Time-Warner cable experienced an outage in Internet access two weeks ago in New York that lasted almost a full day. The service is a joint-offering with Earthlink, so it is not clear where the blame goes. Such large scale service failures can happen: a number of undersea cables were cut in the Middle East, affecting net access in Egypt among other countries. The fact that this can happen in Manhattan of all places is another story. But even more disconcerting is the way Time-Warner believe customers should be compensated: by offering a refund for a single day which amounts to roughly 3% off the monthly bill. TW/Earthlink is trying to price reliability here, and that have significantly undervalued it.
No service can guarantee 24/7 uptime. But a service that is advertised with availability 99.999% of the time is not simply worth just another 2.999% over one that only works 97% of the time. It is far more valuable because at that limit diminishing returns have kicked in. Adding one more nine to the availability number requires a lot of investment. As the service-level guarantee increases, the system designers must contend with increasingly esoteric and improbable events. A very simplified example: a RAID array can ensure that a computer will survive a single drive failure– an event that happens with disturbingly high frequency for machines that are running under load all the time– by using multiple drives as redundancy. So if disks are fail 1% of the time and this is the most likely problem, 99% uptime is achieved by investing in improved storage solutions. But suppose there is a smaller 0.1% chance that the entire data-center can go up in smoke or the power can fail longer than the on-site generators can compensate.
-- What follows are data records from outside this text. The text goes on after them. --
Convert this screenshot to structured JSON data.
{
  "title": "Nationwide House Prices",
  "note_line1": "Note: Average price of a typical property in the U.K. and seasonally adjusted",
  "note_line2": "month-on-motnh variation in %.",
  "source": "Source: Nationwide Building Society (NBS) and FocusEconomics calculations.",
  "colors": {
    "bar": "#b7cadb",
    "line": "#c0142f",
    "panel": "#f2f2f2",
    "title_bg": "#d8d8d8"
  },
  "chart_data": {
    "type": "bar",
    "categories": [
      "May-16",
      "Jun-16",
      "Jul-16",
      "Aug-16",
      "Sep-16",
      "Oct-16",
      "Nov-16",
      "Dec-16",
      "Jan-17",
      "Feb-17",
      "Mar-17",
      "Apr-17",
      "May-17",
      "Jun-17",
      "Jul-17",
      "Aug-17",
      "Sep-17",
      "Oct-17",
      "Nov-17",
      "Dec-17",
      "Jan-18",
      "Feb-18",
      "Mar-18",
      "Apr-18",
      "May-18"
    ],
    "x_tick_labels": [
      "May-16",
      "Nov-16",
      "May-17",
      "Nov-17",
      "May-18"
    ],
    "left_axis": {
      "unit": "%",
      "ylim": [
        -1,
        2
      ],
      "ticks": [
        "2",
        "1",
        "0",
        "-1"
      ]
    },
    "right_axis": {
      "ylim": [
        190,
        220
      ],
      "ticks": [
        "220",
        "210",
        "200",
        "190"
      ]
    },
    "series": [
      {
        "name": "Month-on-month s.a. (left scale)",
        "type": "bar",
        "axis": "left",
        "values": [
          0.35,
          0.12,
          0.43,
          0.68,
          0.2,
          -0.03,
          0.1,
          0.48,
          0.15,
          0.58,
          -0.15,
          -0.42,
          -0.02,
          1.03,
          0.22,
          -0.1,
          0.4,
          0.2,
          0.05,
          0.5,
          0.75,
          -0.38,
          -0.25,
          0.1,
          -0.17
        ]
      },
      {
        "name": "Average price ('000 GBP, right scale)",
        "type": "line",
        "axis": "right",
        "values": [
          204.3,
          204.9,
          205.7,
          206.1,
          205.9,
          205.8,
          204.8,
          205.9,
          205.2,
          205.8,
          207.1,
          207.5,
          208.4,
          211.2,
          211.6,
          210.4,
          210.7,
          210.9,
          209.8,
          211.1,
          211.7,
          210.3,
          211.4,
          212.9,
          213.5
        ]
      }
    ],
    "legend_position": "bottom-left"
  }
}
This is a lower probability event but being prepared is more difficult. Adding more drives does not help because their failures are correlated. The same fire will take out all of them. Dealing with the less likely but more catastrophic event calls for building a brand new data center some place else and adding software logic to handle fail-over in case of an outage in the primary site, a much more expensive proposition.
Time-Warner assumed that if customers are paying $30 for an almost always reliable service, they should have no problem paying a few percent less for one that experiences a massive outage every month. In fact Internet access advertised up front as working only 97% of the time would be worth much less and provide stronger incentives for customers to switch to an alternative such as fiber to the home.
Update: TW/Earthlink experienced another outage on Friday. This time they were apparently prepared: customers calling the support number were greeted with an automated recording announcing that New York was experiencing service problems. Meanwhile the otherwise reliable Verizon wireless access card had crawled to a halt when this blogger pressed it into service as a back-up, probably because other users had the same idea and Verizon did not expect to become the alternative broadband provider for a chunk of Manhattan.